3. “JRPG” points to no unified identity

If “JRPG” points at a unified identity, it should be easy to determine which set of qualities make a RPG “Japanese”. Unfortunately as it turns out, having Japanese producers is not enough.

Is it having “anime” looks? What does it mean to have “anime” graphics? Better yet, what is “anime” in the first place? Outside of Japanese, it usually is a loan word to describe Japanese animation. The bad terminology starts right here, I have heard “anime” being referred to as a genre worryingly often. Yes, a country’s cultural output shows a shared history. The shared history can reveal many design traditions. “Ottoman poetry” or “Soviet cinema” are valid areas of study. No, this doesn’t make them genres. Otherwise this implies that an entire country has the cultural width of a movement of only several artists, which is quite othering. Anime offers widely different artistic directions, saying a game looks like “anime” or “cartoon” only says that it doesn’t look “realistic”.

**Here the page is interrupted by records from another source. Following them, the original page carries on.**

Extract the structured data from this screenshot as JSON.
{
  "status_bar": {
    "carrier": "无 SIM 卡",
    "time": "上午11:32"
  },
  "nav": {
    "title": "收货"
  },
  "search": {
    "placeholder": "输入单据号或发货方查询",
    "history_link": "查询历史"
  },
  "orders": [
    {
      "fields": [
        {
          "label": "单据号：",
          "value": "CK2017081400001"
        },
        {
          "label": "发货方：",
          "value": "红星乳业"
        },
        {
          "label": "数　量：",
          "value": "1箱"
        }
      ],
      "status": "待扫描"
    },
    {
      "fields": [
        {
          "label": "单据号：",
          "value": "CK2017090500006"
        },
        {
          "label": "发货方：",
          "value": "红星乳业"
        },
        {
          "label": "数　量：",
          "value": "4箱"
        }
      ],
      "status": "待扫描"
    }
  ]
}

It’s gravely frustrating that the dictionary of gaming media contains so many pure marketing terms. People don’t think about how weird it is to talk about, say, “animated cutscenes”. On the whole, only a minority of games use any live-action footage, most games are entirely animated. There is no “make the game look naturalistic” button. Lighting, meshes, shades, colors are all conscious decisions by the designers. One can just say “non-engine cutscenes” but we don’t, because game graphics must be discussed in the limited window of realism. Final Fantasy 10 (2000) has well-detailed, well-proportioned creatures and buildings presented in an environment with exquisite attention to color and flow of water, managing to look both whimsical and lifelike at the same time. It’s a true visual marvel. Another popular game from the same year, Elder Scrolls 3: Morrowind looks like a decayed horror puppet show. Yet the gaming press have pledged eternal servitude to the 3D acceleration gods, so the former looks like “anime”, the latter looks “realistic”. This feels so disrespectful to the craft. Trails in the Sky(2004) uses 3D models on a 2D plane, giving it a very distinguished toy-like look. Dragon Quest 11: Echoes of An Elusive Age (2017) gives a sharply drawn Pixar movie vibe. Shin Megami Tensei/Persona games had many different directions but they all have the unique blend of brightness and weariness that makes the environments feel both otherworldly and mundane at the same time. Looking past the fidelity hype, “realistic” games also make wildly varied choices. Modern horror games use hyperrealism to disgust and unnerve the player. Many open world games have a very pastoral direction, sometimes to the point of making the human feel out of place. FPS and racing games clearly masturbate to guns and cars, respectively. Gaming critique would immensely improve if it stopped hatched on lazy terms so much.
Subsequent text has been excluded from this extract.